From Dr Simon Longstaff, AO FCPA 


For example, during the more violent phases of the Inquisition, the punishment of an innocent person was judged to be a regrettable "'lesser evil" than that of a multitude falling into the error of heresy and suffering eternal damnation. It was believed that God would "spot the error" and make all good for the innocent in the next life. In other words, today's suffering of the innocent should be deplored and prevented, but, seen in the context of eternity, souls (rather than bodies) must be saved.

In the debate about the "seal of the confessional," we are witnessing a clash between two world views - one based on the primacy of civic power and a conviction of the need to prevent, expose and punish the wicked of this world. The other view is based on the old Augustinian belief that the laws and institutions of the "City of Man" are ultimately subordinate to those of the "City of God" - the latter being eternal and ultimately just.

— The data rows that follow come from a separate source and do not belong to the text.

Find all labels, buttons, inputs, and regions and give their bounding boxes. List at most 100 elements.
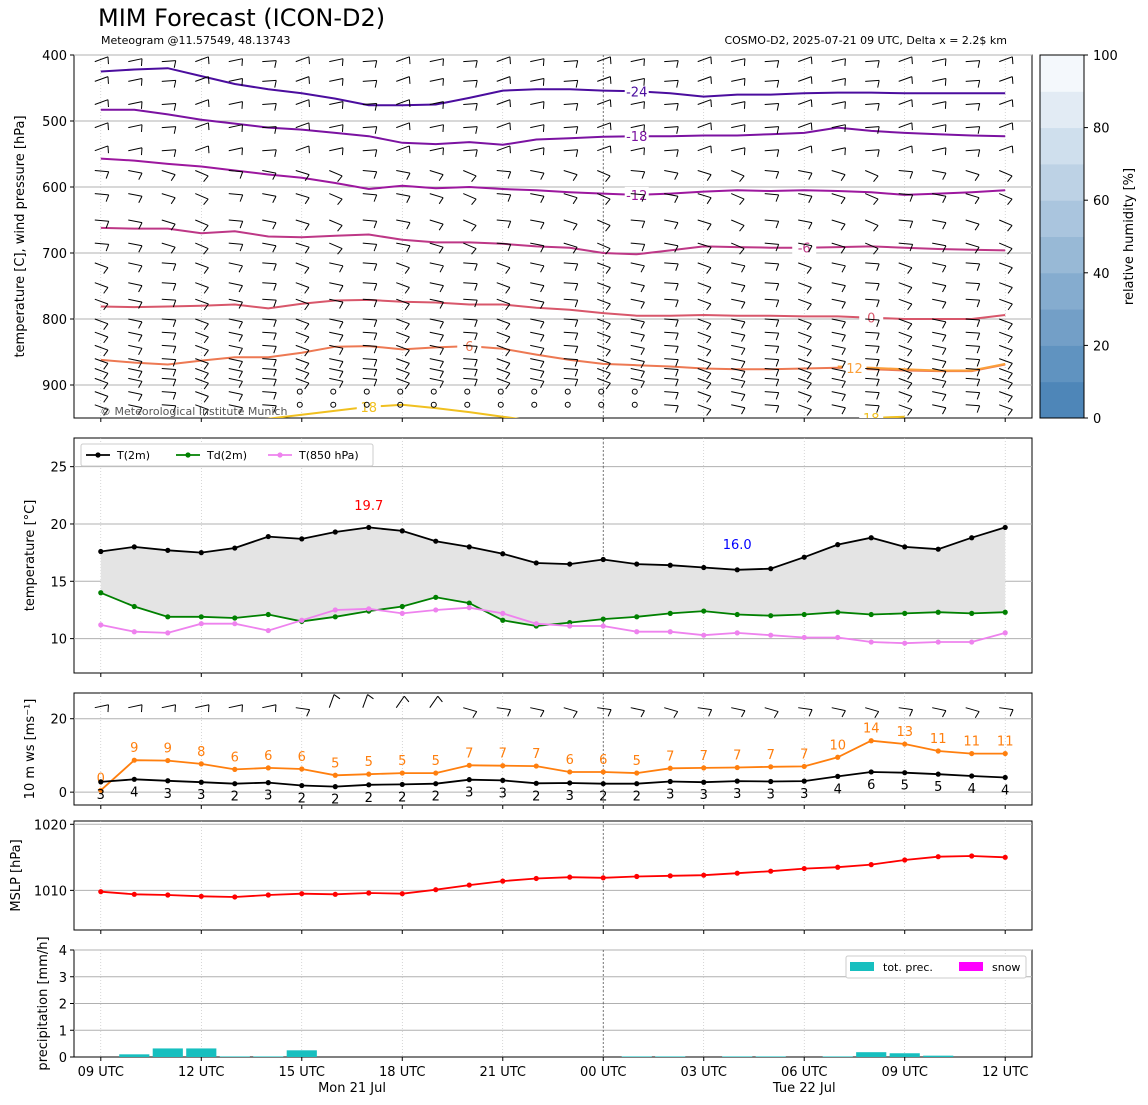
wind-barb bbox=[944, 124, 947, 132]
wind-barb bbox=[238, 285, 243, 293]
wind-barb bbox=[605, 336, 611, 344]
wind-barb bbox=[974, 223, 980, 231]
wind-barb bbox=[107, 145, 109, 154]
wind-barb-10m bbox=[295, 707, 310, 711]
wind-barb bbox=[439, 334, 444, 342]
series-point bbox=[366, 606, 372, 612]
wind-point bbox=[969, 750, 975, 757]
wind-barb bbox=[932, 331, 947, 336]
wind-barb bbox=[865, 298, 880, 301]
legend-swatch bbox=[850, 962, 874, 971]
wind-barb bbox=[865, 358, 880, 361]
wind-barb bbox=[530, 124, 545, 129]
legend-marker bbox=[185, 452, 191, 458]
wind-barb bbox=[262, 103, 277, 105]
wind-point bbox=[232, 766, 238, 772]
wind-barb bbox=[362, 126, 377, 129]
wind-barb bbox=[429, 78, 444, 82]
wind-barb bbox=[976, 392, 981, 400]
wind-barb bbox=[605, 198, 611, 206]
wind-barb bbox=[775, 283, 780, 291]
wind-barb bbox=[396, 242, 411, 247]
calm-wind-marker bbox=[531, 388, 538, 395]
wind-barb bbox=[597, 282, 611, 288]
wind-barb bbox=[798, 122, 812, 129]
series-point bbox=[466, 544, 472, 550]
wind-barb bbox=[575, 80, 579, 88]
wind-barb bbox=[1007, 396, 1013, 403]
wind-barb bbox=[664, 404, 679, 407]
wind-barb bbox=[304, 349, 310, 357]
wind-barb bbox=[597, 170, 611, 177]
wind-barb-10m bbox=[540, 710, 545, 718]
wind-barb bbox=[339, 301, 344, 309]
wind-barb-10m bbox=[741, 710, 746, 718]
wind-barb bbox=[463, 79, 478, 82]
wind-barb bbox=[128, 170, 143, 174]
wind-barb bbox=[161, 219, 176, 225]
wind-barb bbox=[509, 99, 511, 108]
wind-barb bbox=[94, 170, 109, 173]
wind-barb bbox=[396, 193, 411, 197]
wind-barb bbox=[898, 122, 913, 129]
wind-barb bbox=[540, 371, 545, 379]
wind-barb bbox=[999, 282, 1013, 288]
wind-barb bbox=[203, 363, 209, 370]
wind-barb bbox=[999, 358, 1013, 364]
wind-barb bbox=[664, 79, 679, 82]
calm-wind-marker bbox=[430, 401, 437, 408]
wind-barb bbox=[128, 193, 143, 197]
wind-barb bbox=[831, 262, 846, 267]
wind-barb bbox=[341, 101, 344, 109]
wind-barb bbox=[907, 372, 913, 380]
wind-barb bbox=[496, 358, 511, 364]
wind-barb bbox=[664, 391, 679, 394]
wind-barb bbox=[630, 377, 645, 382]
colorbar-tick-label: 60 bbox=[1093, 194, 1110, 209]
wind-barb bbox=[273, 346, 277, 354]
wind-barb bbox=[542, 147, 545, 156]
wind-barb bbox=[339, 265, 344, 273]
wind-barb bbox=[605, 382, 611, 390]
wind-barb bbox=[172, 283, 177, 291]
wind-barb bbox=[272, 245, 277, 253]
wind-barb bbox=[640, 301, 645, 309]
wind-barb bbox=[841, 334, 846, 342]
wind-barb bbox=[195, 76, 209, 82]
wind-barb bbox=[128, 344, 143, 349]
wind-barb-10m bbox=[306, 709, 311, 717]
wind-barb bbox=[373, 333, 378, 341]
wind-barb bbox=[731, 242, 745, 250]
wind-barb bbox=[238, 371, 243, 379]
series-point bbox=[1002, 524, 1008, 531]
wind-barb bbox=[138, 348, 143, 355]
wind-barb bbox=[1007, 198, 1013, 206]
time-tick-label: 12 UTC bbox=[178, 1065, 224, 1080]
wind-barb bbox=[239, 171, 244, 179]
isotherm-label: 6 bbox=[465, 340, 473, 355]
wind-barb bbox=[999, 170, 1013, 177]
wind-barb-10m bbox=[773, 711, 779, 718]
wind-barb bbox=[530, 170, 545, 174]
isotherm-label-bg bbox=[792, 239, 817, 256]
wind-barb bbox=[161, 282, 176, 285]
wind-barb bbox=[329, 262, 344, 267]
wind-barb-10m bbox=[673, 711, 679, 718]
wind-barb bbox=[831, 78, 846, 82]
wind-barb bbox=[932, 282, 947, 287]
wind-barb bbox=[128, 331, 143, 336]
wind-barb-10m bbox=[942, 710, 947, 718]
wind-barb bbox=[373, 221, 378, 229]
wind-barb bbox=[138, 394, 143, 402]
wind-value-label: 4 bbox=[968, 782, 976, 797]
wind-barb bbox=[540, 196, 545, 203]
wind-barb bbox=[597, 193, 611, 200]
wind-barb bbox=[697, 344, 712, 351]
wind-barb bbox=[775, 194, 780, 202]
wind-barb bbox=[94, 282, 109, 288]
mslp-point bbox=[500, 878, 506, 884]
calm-wind-marker bbox=[330, 388, 337, 395]
wind-barb bbox=[641, 244, 646, 252]
wind-barb bbox=[840, 223, 846, 231]
wind-barb bbox=[463, 318, 478, 321]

I think that society's first duty is to protect the living. Sexually abusing children (and the vulnerable more generally) is an especially heinous crime as it robs the victims of innocence - not just of body, but of self. It involves what Hannah Arendt has called, in another context, a "scarification of the soul." Therefore, we should insist that where our children are at risk of preventable harm, every citizen should meet their obligation to offer protection.

Personally, I do not believe in hell, nor in a God that punishes for an eternity. Nor do I think that popes and priests have an exclusive capacity to offer God's forgiveness.